A festinha no Orfanato São Vicente, com o melhor do axé dos anos 90, era promovida por Irmã Celina, que considerava as canções daquela época mais "adequadas" para as crianças, mas era impossível para as mais velhas pedir à freira um "pagodão".

- Tem La Fúria não, irmã? – Anderson, um dos meninos mais velhos, adorava provocar irmã Celina, mas a religiosa apenas ria e dizia ao menino:

- La Fúria vai ser a sua nota em Ciências se não estudar direito este ano, viu menino?

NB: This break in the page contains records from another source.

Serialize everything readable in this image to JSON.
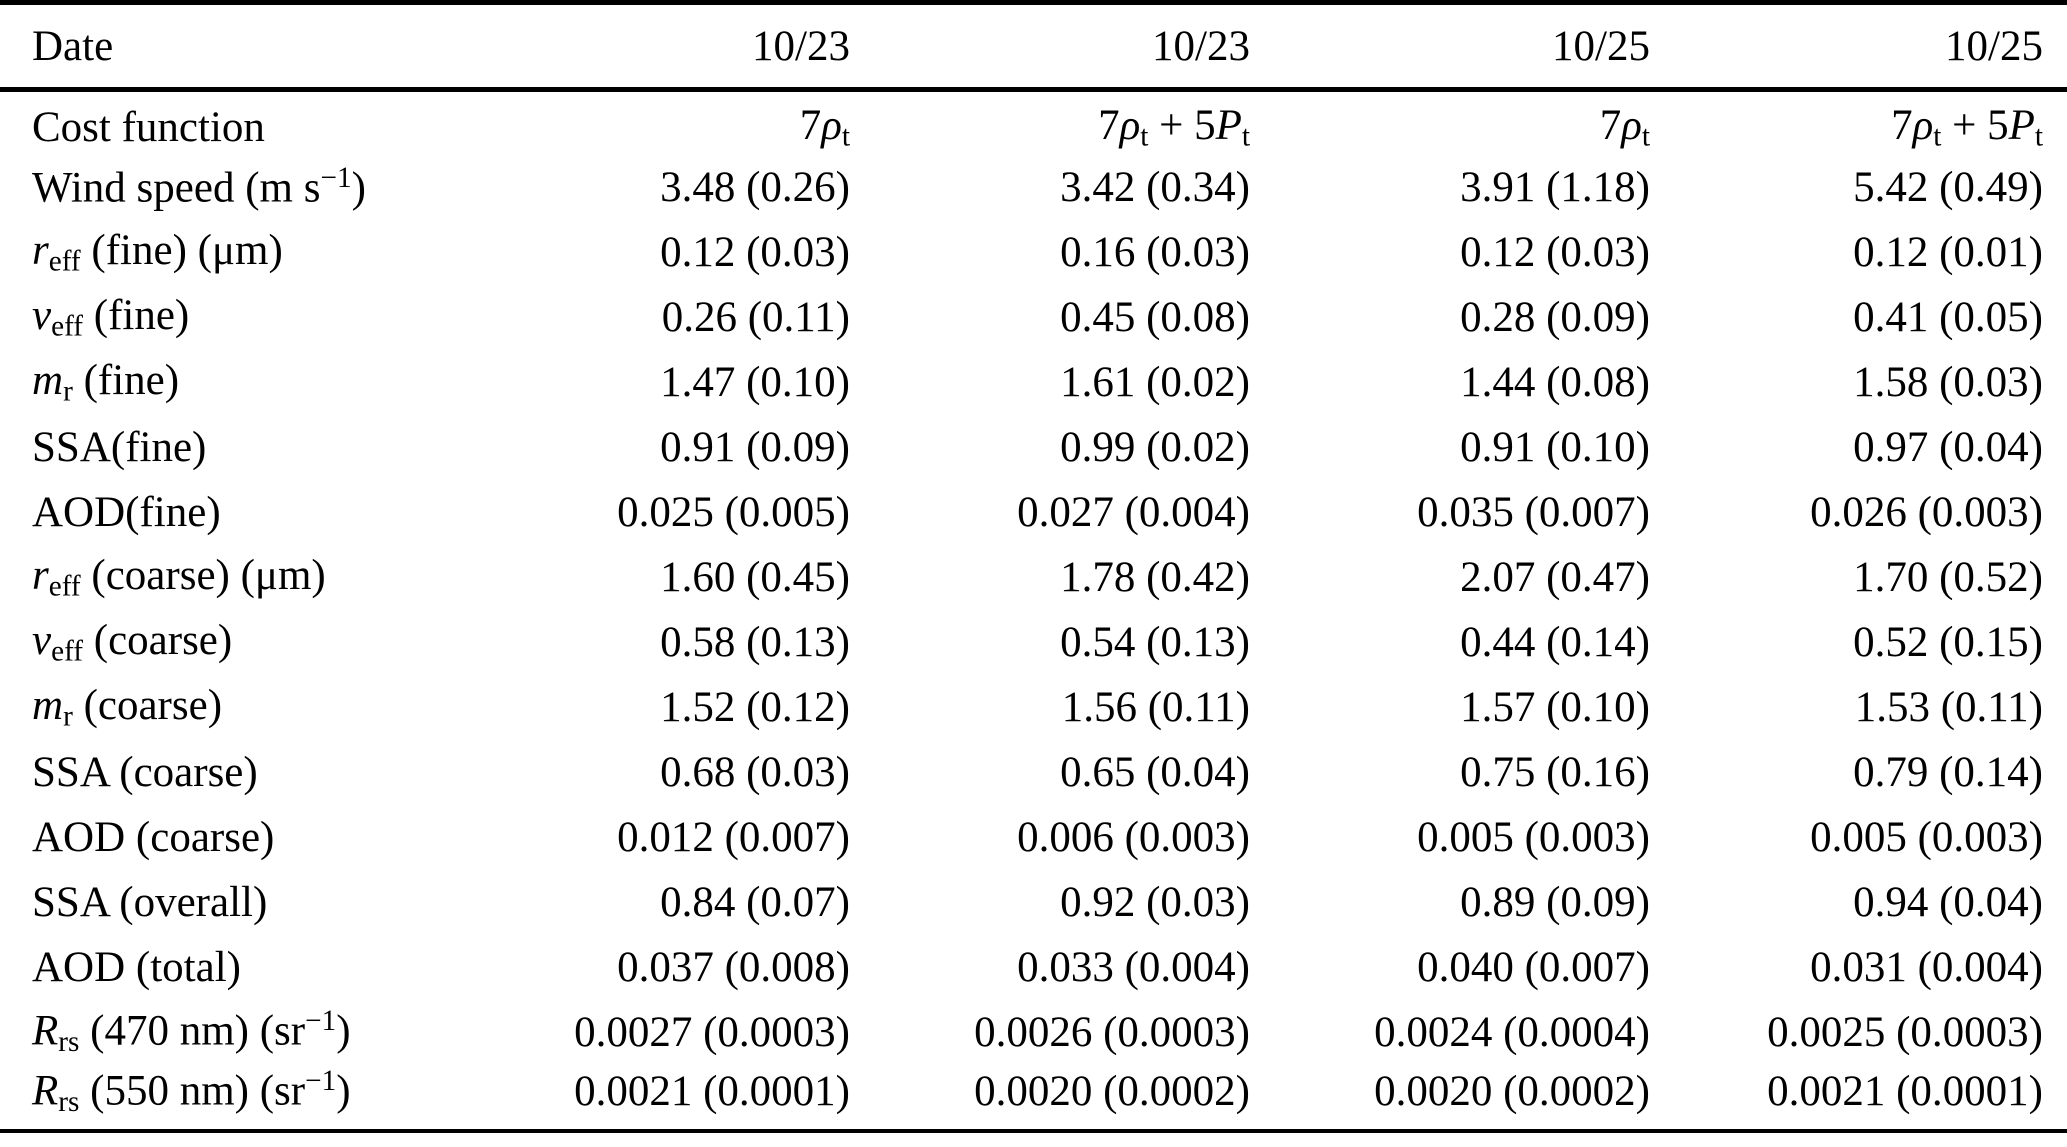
{
  "page": {
    "background_color": "#ffffff",
    "text_color": "#000000",
    "rule_color": "#000000"
  },
  "table": {
    "header": {
      "row_label": "Date",
      "columns": [
        "10/23",
        "10/23",
        "10/25",
        "10/25"
      ]
    },
    "rows": [
      {
        "id": "cost-function",
        "label": [
          {
            "t": "Cost function"
          }
        ],
        "values": [
          [
            {
              "t": "7"
            },
            {
              "t": "ρ",
              "s": "i"
            },
            {
              "t": "t",
              "s": "sub"
            }
          ],
          [
            {
              "t": "7"
            },
            {
              "t": "ρ",
              "s": "i"
            },
            {
              "t": "t",
              "s": "sub"
            },
            {
              "t": " + 5"
            },
            {
              "t": "P",
              "s": "i"
            },
            {
              "t": "t",
              "s": "sub"
            }
          ],
          [
            {
              "t": "7"
            },
            {
              "t": "ρ",
              "s": "i"
            },
            {
              "t": "t",
              "s": "sub"
            }
          ],
          [
            {
              "t": "7"
            },
            {
              "t": "ρ",
              "s": "i"
            },
            {
              "t": "t",
              "s": "sub"
            },
            {
              "t": " + 5"
            },
            {
              "t": "P",
              "s": "i"
            },
            {
              "t": "t",
              "s": "sub"
            }
          ]
        ]
      },
      {
        "id": "wind-speed",
        "label": [
          {
            "t": "Wind speed (m s"
          },
          {
            "t": "−1",
            "s": "sup"
          },
          {
            "t": ")"
          }
        ],
        "values": [
          "3.48 (0.26)",
          "3.42 (0.34)",
          "3.91 (1.18)",
          "5.42 (0.49)"
        ]
      },
      {
        "id": "reff-fine",
        "label": [
          {
            "t": "r",
            "s": "i"
          },
          {
            "t": "eff",
            "s": "sub"
          },
          {
            "t": " (fine) (μm)"
          }
        ],
        "values": [
          "0.12 (0.03)",
          "0.16 (0.03)",
          "0.12 (0.03)",
          "0.12 (0.01)"
        ]
      },
      {
        "id": "veff-fine",
        "label": [
          {
            "t": "v",
            "s": "i"
          },
          {
            "t": "eff",
            "s": "sub"
          },
          {
            "t": " (fine)"
          }
        ],
        "values": [
          "0.26 (0.11)",
          "0.45 (0.08)",
          "0.28 (0.09)",
          "0.41 (0.05)"
        ]
      },
      {
        "id": "mr-fine",
        "label": [
          {
            "t": "m",
            "s": "i"
          },
          {
            "t": "r",
            "s": "sub"
          },
          {
            "t": " (fine)"
          }
        ],
        "values": [
          "1.47 (0.10)",
          "1.61 (0.02)",
          "1.44 (0.08)",
          "1.58 (0.03)"
        ]
      },
      {
        "id": "ssa-fine",
        "label": [
          {
            "t": "SSA(fine)"
          }
        ],
        "values": [
          "0.91 (0.09)",
          "0.99 (0.02)",
          "0.91 (0.10)",
          "0.97 (0.04)"
        ]
      },
      {
        "id": "aod-fine",
        "label": [
          {
            "t": "AOD(fine)"
          }
        ],
        "values": [
          "0.025 (0.005)",
          "0.027 (0.004)",
          "0.035 (0.007)",
          "0.026 (0.003)"
        ]
      },
      {
        "id": "reff-coarse",
        "label": [
          {
            "t": "r",
            "s": "i"
          },
          {
            "t": "eff",
            "s": "sub"
          },
          {
            "t": " (coarse) (μm)"
          }
        ],
        "values": [
          "1.60 (0.45)",
          "1.78 (0.42)",
          "2.07 (0.47)",
          "1.70 (0.52)"
        ]
      },
      {
        "id": "veff-coarse",
        "label": [
          {
            "t": "v",
            "s": "i"
          },
          {
            "t": "eff",
            "s": "sub"
          },
          {
            "t": " (coarse)"
          }
        ],
        "values": [
          "0.58 (0.13)",
          "0.54 (0.13)",
          "0.44 (0.14)",
          "0.52 (0.15)"
        ]
      },
      {
        "id": "mr-coarse",
        "label": [
          {
            "t": "m",
            "s": "i"
          },
          {
            "t": "r",
            "s": "sub"
          },
          {
            "t": " (coarse)"
          }
        ],
        "values": [
          "1.52 (0.12)",
          "1.56 (0.11)",
          "1.57 (0.10)",
          "1.53 (0.11)"
        ]
      },
      {
        "id": "ssa-coarse",
        "label": [
          {
            "t": "SSA (coarse)"
          }
        ],
        "values": [
          "0.68 (0.03)",
          "0.65 (0.04)",
          "0.75 (0.16)",
          "0.79 (0.14)"
        ]
      },
      {
        "id": "aod-coarse",
        "label": [
          {
            "t": "AOD (coarse)"
          }
        ],
        "values": [
          "0.012 (0.007)",
          "0.006 (0.003)",
          "0.005 (0.003)",
          "0.005 (0.003)"
        ]
      },
      {
        "id": "ssa-overall",
        "label": [
          {
            "t": "SSA (overall)"
          }
        ],
        "values": [
          "0.84 (0.07)",
          "0.92 (0.03)",
          "0.89 (0.09)",
          "0.94 (0.04)"
        ]
      },
      {
        "id": "aod-total",
        "label": [
          {
            "t": "AOD (total)"
          }
        ],
        "values": [
          "0.037 (0.008)",
          "0.033 (0.004)",
          "0.040 (0.007)",
          "0.031 (0.004)"
        ]
      },
      {
        "id": "rrs-470",
        "label": [
          {
            "t": "R",
            "s": "i"
          },
          {
            "t": "rs",
            "s": "sub"
          },
          {
            "t": " (470 nm) (sr"
          },
          {
            "t": "−1",
            "s": "sup"
          },
          {
            "t": ")"
          }
        ],
        "values": [
          "0.0027 (0.0003)",
          "0.0026 (0.0003)",
          "0.0024 (0.0004)",
          "0.0025 (0.0003)"
        ]
      },
      {
        "id": "rrs-550",
        "label": [
          {
            "t": "R",
            "s": "i"
          },
          {
            "t": "rs",
            "s": "sub"
          },
          {
            "t": " (550 nm) (sr"
          },
          {
            "t": "−1",
            "s": "sup"
          },
          {
            "t": ")"
          }
        ],
        "values": [
          "0.0021 (0.0001)",
          "0.0020 (0.0002)",
          "0.0020 (0.0002)",
          "0.0021 (0.0001)"
        ]
      }
    ]
  }
}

As festas eram restritas aos órfãos, mas não raro alguns benfeitores do orfanato apareciam para ver como estavam as crianças, que brincavam com os confetes e serpentinas na quadra de esportes do orfanato, sob o sol inclemente de fevereiro no subúrbio ferroviário de Salvador. Uma vez, Rosa lembrou-se bem, uma jovem linda de cabelos curtos, segurando uma criança no colo, chegou acompanhada de um homem alto, bem bonito e dois meninos gêmeos com olhos tão azuis que cegavam. Eles brincaram com todas as crianças e Rosa foi perguntada pela moça bonita, que se chamava Mariana, o que ela mais gostava de fazer na escola, e a criança respondeu "música".

- Meu filho sempre gostou de cantar. – o sorriso dela era tão bonito que parecia um anjo a ter descido do céu para iluminar a vida solitária da menina.

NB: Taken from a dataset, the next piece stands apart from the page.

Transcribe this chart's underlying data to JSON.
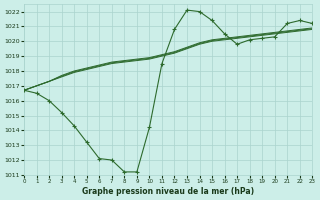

Rosa não dava trabalho, não chorava e nem aprontava com brincadeiras de bater. Era tímida, calada, e preferia se refugiar no jardim ou aproveitar as aulas de música com a freira nova, Rita, que todos amavam. O coralzinho das crianças do São Vicente era a melhor hora para a menininha, que mesmo com apenas quatro anos, tinha uma voz bastante singular – não cantava como as outras crianças: sua dicção era impecável, mesmo que infantil. No coral, não era mais a menina quieta que passava o dia inteiro olhando para o céu, impressionada com o formato das nuvens, os cabelos cacheados em tranças porque ninguém sabia bem como cuidar deles, tão cheios que outros órfãos a chamavam jocosamente de "Leãozinho". Rosa dava de ombros: "Leãozinho" foi a primeira música que ela aprendeu a cantar junto com irmã Rita, e quando um moço apareceu para ensinar a tocar violão, a irmã pediu que ele tocasse justamente essa música para alegrar Rosa, a única que era pequena demais para o violão.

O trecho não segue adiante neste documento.